A new spectroscopic imager for x-rays from 0.5 keV to 150 keV combining a fully depleted pnCCD coupled to a columnar CsI(Tl) scintillator with fano limited energy resolution and deep subpixel spatial resolution

2020 
Detectors with high energy and position resolution over a wide energy range are required for space telescopes in high energy astrophysics missions. By combining a low noise fully depleted pnCCD detector with a columnar CsI(Tl) scintillator, an energy dispersive spatially resolving detector can be realized with high quantum efficiency in the range from below 0.5 keV to above 150 keV. The detector is exposed to the photon source such that the X-rays first traverse the 450 μm sensitive pnCCD. If they are stopped through the photoelectric effect in the silicon detector, Fano-noiselimited energy resolution is achieved. This is true for X-rays from a few hundred eV up to approximately 15 keV. Above this energy the probability that the photon penetrates the pnCCD and converts in the CsI(Tl) scintillator is becoming higher. Due to the high atomic number of Cs (Z=55) and I (Z=53) hard X-rays are stopped efficiently in a 0.7 mm thick CsI(Tl) scintillator for photon energies up to 150 keV. The light from the scintillator is recorded with the same backilluminated pnCCD. For X-rays from a 57Co source with an energy of 122 keV and 136 keV we achieve an energy resolution of 0.7% (FWHM=850 eV) for the direct conversion in the silicon while the energy resolution for the conversion in the CsI(Tl) is 10% (12 keV).
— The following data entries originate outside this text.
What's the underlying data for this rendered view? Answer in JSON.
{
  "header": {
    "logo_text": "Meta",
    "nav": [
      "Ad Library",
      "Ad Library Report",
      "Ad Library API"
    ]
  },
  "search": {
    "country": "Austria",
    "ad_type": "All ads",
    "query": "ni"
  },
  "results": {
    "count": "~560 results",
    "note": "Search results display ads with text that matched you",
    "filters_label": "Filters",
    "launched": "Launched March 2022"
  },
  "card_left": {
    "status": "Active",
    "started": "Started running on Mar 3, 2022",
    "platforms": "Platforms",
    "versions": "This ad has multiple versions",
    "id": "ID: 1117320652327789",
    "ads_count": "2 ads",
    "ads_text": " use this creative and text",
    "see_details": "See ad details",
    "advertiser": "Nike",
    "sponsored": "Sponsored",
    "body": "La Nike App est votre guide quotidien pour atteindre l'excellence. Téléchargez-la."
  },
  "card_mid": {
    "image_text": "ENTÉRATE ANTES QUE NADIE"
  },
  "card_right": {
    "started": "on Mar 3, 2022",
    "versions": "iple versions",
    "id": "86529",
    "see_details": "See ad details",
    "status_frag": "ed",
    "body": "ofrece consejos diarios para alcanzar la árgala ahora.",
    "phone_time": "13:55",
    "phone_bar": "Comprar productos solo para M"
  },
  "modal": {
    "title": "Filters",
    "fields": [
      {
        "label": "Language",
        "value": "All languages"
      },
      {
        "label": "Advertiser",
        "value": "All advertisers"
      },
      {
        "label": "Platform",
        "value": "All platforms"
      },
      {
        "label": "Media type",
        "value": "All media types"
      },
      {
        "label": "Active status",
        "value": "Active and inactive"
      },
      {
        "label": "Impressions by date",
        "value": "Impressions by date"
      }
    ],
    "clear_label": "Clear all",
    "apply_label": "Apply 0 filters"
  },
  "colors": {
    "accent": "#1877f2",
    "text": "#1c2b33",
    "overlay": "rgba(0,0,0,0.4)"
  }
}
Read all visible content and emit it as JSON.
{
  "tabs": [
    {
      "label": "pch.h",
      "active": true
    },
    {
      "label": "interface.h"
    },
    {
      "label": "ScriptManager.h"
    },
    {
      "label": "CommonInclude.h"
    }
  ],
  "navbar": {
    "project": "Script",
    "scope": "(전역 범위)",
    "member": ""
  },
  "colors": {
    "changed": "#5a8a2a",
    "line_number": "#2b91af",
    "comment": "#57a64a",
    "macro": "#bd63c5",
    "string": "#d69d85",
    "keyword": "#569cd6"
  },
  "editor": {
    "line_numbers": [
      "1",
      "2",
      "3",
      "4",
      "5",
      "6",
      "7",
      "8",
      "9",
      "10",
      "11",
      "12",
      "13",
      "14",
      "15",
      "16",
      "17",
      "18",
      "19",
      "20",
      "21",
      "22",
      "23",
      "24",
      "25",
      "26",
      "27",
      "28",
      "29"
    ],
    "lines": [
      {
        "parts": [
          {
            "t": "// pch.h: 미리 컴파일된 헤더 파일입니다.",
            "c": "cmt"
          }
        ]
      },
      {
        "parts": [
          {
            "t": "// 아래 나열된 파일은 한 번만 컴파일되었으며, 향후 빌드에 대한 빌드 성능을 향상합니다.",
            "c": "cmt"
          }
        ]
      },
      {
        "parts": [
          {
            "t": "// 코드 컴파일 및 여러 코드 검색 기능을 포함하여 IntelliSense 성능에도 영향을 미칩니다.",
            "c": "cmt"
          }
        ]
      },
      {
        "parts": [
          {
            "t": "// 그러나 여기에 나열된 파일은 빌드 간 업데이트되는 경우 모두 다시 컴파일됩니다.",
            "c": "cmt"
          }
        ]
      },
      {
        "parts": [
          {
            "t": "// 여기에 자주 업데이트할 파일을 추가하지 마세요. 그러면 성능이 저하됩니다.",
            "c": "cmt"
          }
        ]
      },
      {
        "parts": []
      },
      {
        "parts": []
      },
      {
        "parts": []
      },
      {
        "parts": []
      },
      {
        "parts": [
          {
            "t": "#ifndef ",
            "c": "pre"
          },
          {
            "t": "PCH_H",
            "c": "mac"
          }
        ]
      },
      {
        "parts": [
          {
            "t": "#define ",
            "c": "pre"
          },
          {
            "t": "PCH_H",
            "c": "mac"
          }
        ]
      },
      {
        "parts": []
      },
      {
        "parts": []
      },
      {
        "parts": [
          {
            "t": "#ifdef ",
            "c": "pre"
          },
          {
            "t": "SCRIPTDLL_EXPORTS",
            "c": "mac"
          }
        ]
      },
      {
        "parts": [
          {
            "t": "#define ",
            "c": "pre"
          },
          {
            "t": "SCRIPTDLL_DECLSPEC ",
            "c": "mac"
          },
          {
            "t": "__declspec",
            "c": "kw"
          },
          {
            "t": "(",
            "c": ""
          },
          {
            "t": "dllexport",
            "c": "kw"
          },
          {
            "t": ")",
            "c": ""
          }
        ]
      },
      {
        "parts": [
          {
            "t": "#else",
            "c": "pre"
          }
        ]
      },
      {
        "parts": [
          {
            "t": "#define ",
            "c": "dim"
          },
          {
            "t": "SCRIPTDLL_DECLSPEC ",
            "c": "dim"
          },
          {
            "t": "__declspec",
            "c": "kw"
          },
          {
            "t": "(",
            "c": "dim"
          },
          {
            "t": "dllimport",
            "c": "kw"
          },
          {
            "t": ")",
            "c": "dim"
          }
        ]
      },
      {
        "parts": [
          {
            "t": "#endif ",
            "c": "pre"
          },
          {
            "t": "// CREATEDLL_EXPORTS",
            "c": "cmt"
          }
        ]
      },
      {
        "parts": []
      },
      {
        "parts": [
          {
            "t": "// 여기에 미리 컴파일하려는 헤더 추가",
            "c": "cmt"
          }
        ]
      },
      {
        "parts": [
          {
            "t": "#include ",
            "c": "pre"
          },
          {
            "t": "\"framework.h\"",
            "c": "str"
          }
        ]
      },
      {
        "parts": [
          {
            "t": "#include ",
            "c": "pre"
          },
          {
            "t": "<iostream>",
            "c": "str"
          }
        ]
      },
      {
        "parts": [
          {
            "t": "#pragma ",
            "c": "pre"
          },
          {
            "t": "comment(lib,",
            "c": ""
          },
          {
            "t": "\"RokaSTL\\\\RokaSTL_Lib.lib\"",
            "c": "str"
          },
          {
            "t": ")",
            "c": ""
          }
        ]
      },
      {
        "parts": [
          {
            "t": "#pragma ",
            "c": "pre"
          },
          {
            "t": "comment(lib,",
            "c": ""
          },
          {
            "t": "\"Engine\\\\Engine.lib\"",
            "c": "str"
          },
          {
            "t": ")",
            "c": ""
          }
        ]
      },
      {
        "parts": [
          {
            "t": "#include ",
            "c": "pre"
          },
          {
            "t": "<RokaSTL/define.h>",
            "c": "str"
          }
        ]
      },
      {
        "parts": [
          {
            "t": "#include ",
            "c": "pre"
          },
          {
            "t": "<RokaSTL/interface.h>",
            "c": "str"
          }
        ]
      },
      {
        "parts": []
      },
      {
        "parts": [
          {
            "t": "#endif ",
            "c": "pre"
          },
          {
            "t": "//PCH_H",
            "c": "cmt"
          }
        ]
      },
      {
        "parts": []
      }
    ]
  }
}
We have performed a knife-edge experiment at 122 keV and achieved a position precision of 27 μm at that energy. Monte Carlo simulations were showing similar, fully compatible results. In case the X-rays are converted directly in the silicon the position precision is better than 10 μm. This is close to the theoretical limit of the spatial resolution in such a system, which is given by the length of the tracks of the secondary electrons in the ionizing process in silicon and CsI. Spectra, images and the results of the GEANT4 simulations will be shown.